The White House regulatory overhaul and trade-offs

This morning, President Obama announced plans to streamline and roll back a number of regulations with the goal of saving at least $4 billion over the next five years. This is just a few days spending on our military adventures, but no matter. The move is partly political, to cover the president against criticism from conservatives, some of whom would mostly abolish the Environmental Protection Agency. And it’s Bill Clinton small-ball — who could argue with this good (small) idea — especially, the changes that would supposedly help small business.

A Small Business Administration report in 2010 stated that the cost of complying with federal regulations increased from $7,647 per employee per year in 2005 to $10,585 in 2008. They probably at least continued to grow at the same pace during the Obama years.
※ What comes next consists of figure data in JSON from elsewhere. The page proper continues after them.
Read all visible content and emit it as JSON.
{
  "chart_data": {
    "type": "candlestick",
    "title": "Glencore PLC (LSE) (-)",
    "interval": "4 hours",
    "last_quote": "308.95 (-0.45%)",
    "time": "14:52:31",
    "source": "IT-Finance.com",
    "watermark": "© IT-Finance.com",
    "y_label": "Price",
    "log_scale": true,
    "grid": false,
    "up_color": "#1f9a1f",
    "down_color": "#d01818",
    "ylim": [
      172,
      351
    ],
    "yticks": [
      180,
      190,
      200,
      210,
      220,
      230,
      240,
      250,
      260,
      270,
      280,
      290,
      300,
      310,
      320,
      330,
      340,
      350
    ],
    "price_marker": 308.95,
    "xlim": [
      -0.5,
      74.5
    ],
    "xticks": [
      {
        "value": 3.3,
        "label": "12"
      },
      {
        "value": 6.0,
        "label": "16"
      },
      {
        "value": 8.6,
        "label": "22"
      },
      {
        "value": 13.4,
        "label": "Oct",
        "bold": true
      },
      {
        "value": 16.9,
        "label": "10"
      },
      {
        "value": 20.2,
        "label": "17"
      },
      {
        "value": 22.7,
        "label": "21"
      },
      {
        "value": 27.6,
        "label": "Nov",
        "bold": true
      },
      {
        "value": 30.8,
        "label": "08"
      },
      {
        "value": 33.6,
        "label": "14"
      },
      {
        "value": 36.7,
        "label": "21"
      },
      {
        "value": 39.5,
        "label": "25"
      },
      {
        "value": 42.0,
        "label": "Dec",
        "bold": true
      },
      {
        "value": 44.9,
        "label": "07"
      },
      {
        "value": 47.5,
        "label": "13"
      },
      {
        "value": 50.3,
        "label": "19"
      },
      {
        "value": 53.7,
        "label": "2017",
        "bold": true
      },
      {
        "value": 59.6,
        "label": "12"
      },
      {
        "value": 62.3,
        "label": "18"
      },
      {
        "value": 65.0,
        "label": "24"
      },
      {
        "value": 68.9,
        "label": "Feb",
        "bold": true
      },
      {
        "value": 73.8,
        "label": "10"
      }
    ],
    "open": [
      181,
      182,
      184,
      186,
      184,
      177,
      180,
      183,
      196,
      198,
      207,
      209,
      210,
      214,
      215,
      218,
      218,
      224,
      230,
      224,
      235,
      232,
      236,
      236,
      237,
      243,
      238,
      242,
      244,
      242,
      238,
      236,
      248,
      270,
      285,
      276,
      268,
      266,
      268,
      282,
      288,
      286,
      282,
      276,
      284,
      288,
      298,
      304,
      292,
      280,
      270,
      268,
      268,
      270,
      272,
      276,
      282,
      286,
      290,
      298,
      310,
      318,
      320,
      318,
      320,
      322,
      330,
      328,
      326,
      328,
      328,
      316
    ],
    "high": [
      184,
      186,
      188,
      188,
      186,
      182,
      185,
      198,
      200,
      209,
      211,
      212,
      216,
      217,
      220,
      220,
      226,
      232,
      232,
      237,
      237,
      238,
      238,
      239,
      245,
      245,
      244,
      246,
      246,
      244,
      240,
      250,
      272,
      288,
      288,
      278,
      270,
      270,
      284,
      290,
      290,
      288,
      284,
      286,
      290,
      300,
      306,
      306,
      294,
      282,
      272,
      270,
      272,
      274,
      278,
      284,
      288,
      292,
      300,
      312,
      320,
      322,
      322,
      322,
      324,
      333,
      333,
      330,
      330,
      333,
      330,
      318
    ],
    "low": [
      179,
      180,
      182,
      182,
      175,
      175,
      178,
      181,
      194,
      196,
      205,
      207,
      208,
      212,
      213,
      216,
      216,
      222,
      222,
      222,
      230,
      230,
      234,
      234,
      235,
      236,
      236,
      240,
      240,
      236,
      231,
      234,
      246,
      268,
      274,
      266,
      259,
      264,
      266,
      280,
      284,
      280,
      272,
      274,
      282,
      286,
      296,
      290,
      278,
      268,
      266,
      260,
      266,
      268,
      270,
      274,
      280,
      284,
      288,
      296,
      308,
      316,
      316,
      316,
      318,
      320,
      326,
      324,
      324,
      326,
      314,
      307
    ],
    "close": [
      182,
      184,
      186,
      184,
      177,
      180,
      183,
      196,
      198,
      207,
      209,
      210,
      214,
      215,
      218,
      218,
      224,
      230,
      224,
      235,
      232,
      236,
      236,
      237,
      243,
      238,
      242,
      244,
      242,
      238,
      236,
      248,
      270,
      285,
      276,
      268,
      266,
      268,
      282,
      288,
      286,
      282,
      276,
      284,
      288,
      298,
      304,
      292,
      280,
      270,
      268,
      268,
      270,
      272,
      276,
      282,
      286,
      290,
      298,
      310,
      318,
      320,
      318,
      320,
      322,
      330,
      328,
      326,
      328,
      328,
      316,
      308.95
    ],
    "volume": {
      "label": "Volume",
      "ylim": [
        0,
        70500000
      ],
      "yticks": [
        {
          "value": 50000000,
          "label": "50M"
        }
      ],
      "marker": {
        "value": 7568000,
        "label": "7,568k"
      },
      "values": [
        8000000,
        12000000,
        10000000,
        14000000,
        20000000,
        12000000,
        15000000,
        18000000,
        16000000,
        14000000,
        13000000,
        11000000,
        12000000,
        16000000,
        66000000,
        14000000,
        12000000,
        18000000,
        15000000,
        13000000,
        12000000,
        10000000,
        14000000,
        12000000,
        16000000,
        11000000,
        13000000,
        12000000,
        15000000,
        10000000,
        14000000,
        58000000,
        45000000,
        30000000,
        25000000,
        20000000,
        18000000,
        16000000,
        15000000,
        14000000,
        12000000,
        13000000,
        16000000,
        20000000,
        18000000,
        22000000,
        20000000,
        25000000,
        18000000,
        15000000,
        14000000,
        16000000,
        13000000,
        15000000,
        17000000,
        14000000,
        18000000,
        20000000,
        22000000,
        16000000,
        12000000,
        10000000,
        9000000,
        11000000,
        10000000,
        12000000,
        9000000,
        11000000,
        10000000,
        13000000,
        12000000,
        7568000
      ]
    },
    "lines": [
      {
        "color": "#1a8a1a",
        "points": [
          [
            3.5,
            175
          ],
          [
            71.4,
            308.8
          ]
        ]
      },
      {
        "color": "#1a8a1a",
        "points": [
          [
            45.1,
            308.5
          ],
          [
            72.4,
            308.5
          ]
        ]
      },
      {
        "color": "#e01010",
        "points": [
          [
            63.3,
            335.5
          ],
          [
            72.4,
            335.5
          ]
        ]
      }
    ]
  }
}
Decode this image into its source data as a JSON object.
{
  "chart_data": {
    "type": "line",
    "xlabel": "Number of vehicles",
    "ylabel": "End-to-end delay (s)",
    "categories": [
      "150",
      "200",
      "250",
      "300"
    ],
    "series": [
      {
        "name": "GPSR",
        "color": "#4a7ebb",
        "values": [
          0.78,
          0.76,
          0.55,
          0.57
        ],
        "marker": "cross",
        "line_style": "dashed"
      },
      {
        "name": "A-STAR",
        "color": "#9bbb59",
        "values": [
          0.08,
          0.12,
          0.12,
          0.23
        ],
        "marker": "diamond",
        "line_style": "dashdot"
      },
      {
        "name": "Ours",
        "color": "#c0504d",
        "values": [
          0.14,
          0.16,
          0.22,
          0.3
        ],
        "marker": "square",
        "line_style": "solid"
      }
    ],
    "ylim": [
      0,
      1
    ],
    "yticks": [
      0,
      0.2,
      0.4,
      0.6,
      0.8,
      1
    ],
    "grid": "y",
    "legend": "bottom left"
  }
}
To play devil’s advocate, I’ll also mention a 2006 study by Tufts University economist Frank Ackerman that argued:

Reports of the economic burden imposed by regulatory costs have been greatly exaggerated. The widely imagined trade-off between economic prosperity and environmental protection rests on multiply mistaken premises. Many environmental policies impose little or no net costs on the economy; even when regulatory costs appear significant, there may be no short run opportunity to exchange those costs for additional economic growth; and even when growth occurs, it may not lead to desired outcomes such as reduced mortality.